Dans une langue splendide qui figure la tension entre le français et le «hova», Douna Loup évoque la relation entre les deux grands poètes malgaches Rabearivelo et Anja-Z et leur quête absolue de liberté.

«Elle a l’impression forte / de s’être devenue / je dois me devenir / a été accompli / Je me suis ouverte et conquise», réalise Esther à la fin du roman. Rabe, lui, «marche en poète» dans le soir, «il sait ce qu’il devient. Il devient une langue. Au centre de lui-même dans cet espace qui tiraillait, cet espace de bataille entre les deux langues aimées, là dans ce centre-là qui a fait son tumulte est née une langue à soi, une langue au-delà qui inclut et surpasse.» C’est aux deux grands poètes malgaches Jean-Joseph Rabearivelo (1903-1937) et Esther Razanadrasoa, alias Anja-Z (1892-1931), que Douna Loup consacre son troisième roman. Plus précisément, l’auteure franco-genevoise retrace leur chemin existentiel vers le cœur d’eux-mêmes, vers ce noyau de liberté intime qui passe par la création de soi via une langue à soi, c’est-à-dire ici par la poésie. Elle s’attache à leur rencontre et à leurs débuts, à cette période dense et fondatrice dans le Tananarive des années 1920, alors que l’île rouge tout juste colonisée par les Français continue de vibrer, passionnée et sensuelle, derrière le vocabulaire limitant des décrets officiels et des préjugés raciaux.
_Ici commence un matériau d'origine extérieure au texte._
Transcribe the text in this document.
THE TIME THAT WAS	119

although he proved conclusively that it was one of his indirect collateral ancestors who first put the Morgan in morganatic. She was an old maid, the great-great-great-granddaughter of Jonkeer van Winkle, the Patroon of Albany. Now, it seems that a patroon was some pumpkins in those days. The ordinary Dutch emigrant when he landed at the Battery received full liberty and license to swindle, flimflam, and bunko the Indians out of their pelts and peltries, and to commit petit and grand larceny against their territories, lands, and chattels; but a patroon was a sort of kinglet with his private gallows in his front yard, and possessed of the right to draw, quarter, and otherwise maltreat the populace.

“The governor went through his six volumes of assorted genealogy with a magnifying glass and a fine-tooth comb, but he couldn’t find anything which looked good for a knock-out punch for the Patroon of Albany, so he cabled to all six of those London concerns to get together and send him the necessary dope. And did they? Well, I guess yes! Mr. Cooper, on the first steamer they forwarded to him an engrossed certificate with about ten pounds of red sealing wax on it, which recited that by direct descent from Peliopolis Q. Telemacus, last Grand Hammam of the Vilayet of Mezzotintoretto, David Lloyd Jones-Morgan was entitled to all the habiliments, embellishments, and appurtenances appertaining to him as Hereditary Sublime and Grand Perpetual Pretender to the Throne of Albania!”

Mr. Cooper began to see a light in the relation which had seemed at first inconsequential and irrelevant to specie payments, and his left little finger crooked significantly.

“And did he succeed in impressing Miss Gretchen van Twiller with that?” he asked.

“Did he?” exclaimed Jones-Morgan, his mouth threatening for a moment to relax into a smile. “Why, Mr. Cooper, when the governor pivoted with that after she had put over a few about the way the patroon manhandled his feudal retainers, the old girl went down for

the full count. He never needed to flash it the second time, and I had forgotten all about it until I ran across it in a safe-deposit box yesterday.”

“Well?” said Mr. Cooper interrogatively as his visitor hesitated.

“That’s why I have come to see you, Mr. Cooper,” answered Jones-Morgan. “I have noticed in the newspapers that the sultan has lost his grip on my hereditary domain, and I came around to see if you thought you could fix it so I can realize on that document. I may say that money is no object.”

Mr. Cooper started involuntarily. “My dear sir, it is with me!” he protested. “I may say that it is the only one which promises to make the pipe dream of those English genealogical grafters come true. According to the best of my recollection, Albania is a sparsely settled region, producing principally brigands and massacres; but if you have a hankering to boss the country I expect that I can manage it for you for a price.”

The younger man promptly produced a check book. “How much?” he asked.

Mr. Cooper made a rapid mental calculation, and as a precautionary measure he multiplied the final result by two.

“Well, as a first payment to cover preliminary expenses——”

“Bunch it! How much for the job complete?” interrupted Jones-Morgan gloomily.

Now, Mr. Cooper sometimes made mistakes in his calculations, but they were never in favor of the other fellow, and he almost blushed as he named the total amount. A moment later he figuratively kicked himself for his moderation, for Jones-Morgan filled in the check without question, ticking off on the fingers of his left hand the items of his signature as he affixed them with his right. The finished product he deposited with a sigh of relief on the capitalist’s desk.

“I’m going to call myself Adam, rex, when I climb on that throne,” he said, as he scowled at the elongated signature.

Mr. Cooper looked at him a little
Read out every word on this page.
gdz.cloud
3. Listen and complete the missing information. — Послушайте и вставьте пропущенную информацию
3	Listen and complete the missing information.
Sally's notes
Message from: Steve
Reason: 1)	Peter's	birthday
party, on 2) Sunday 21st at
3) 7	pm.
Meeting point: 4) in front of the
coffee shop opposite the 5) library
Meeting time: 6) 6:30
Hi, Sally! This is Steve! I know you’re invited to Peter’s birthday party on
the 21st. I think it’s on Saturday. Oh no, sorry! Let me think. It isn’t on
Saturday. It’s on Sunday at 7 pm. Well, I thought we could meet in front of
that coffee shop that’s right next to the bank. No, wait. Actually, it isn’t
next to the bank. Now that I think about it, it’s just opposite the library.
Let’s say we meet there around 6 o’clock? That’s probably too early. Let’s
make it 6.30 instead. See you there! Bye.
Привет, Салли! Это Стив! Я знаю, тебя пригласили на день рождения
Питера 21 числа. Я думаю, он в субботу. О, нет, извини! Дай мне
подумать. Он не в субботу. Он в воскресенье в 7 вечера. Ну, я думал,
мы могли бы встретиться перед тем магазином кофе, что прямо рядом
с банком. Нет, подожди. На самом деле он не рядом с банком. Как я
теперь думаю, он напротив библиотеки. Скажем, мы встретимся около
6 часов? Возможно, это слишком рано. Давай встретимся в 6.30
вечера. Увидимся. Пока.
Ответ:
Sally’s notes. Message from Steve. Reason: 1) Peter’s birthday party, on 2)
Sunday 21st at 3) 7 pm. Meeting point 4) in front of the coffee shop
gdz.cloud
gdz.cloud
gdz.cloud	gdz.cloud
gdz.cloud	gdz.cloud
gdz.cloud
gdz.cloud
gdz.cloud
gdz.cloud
Rabearivelo, dit Rabe, a laissé une œuvre monumentale écrite principalement en français et largement inédite au moment de son suicide à l’âge de 34 ans, ignoré par la métropole bien qu’il corresponde avec Valéry, Gide ou Claudel. S’il reste méconnu malgré la récente parution de deux volumes – sur trois – de ses Œuvres complètes aux éditions du CNRS (2010 et 2012), Anja-Z l’est davantage encore, qui a écrit son œuvre en hova, l’un des idiomes malgaches. Rabe évoque dans son journal le rôle d’initiatrice que joua pour lui la poétesse de dix ans son aînée, première femme de lettres de son pays, également romancière et dramaturge. Le peu de choses que l’on sait d’elle a inspiré Douna Loup: elle brosse avec sensibilité le portrait largement fictionnel d’une femme extraordinaire qui mène une vie libre et dont l’exigence de vérité, littéraire et intime, résonne comme une véritable poétique – qu’on imagine être proche de la sienne.

DEFLAGRATION

C’est ainsi le détour par Esther qui permet à l’auteure de parler de Rabearivelo. Expulsé de l’école à 13 ans pour insubordination, il admire l’œuvre d’Anja-Z. A 17 ans, il se rêve poète quand il lui écrit, en quête de conseils. Elle refuse ses éloges et le rôle dont il l’investit mais lui offre bien plus: «elle augmentait la place à prendre, la liberté qui l’effrayait». Elle ouvre, questionne, ébranle les certitudes et provoque en Rabe une déflagration souterraine profonde et durable. Quand ils finissent par se rencontrer, Esther a 29 ans, elle vient de rentrer à la capitale après des années au bord de l’océan, libérée d’un amour fusionnel. Ils concluent un pacte, chacun chargé de veiller sur l’œuvre de l’autre. On suit dès lors en alternance le parcours des deux écrivains, leurs amours, leurs écrits, leurs débats et leurs combats dans l’effervescence culturelle de Tananarive – jusqu’en 1924, date de la parution du premier recueil de Rabe, La Coupe. Il vit de petits boulots, elle édite son propre journal littéraire, ils fréquentent d’autres écrivains, se voient parfois, s’aiment tout en restant libres.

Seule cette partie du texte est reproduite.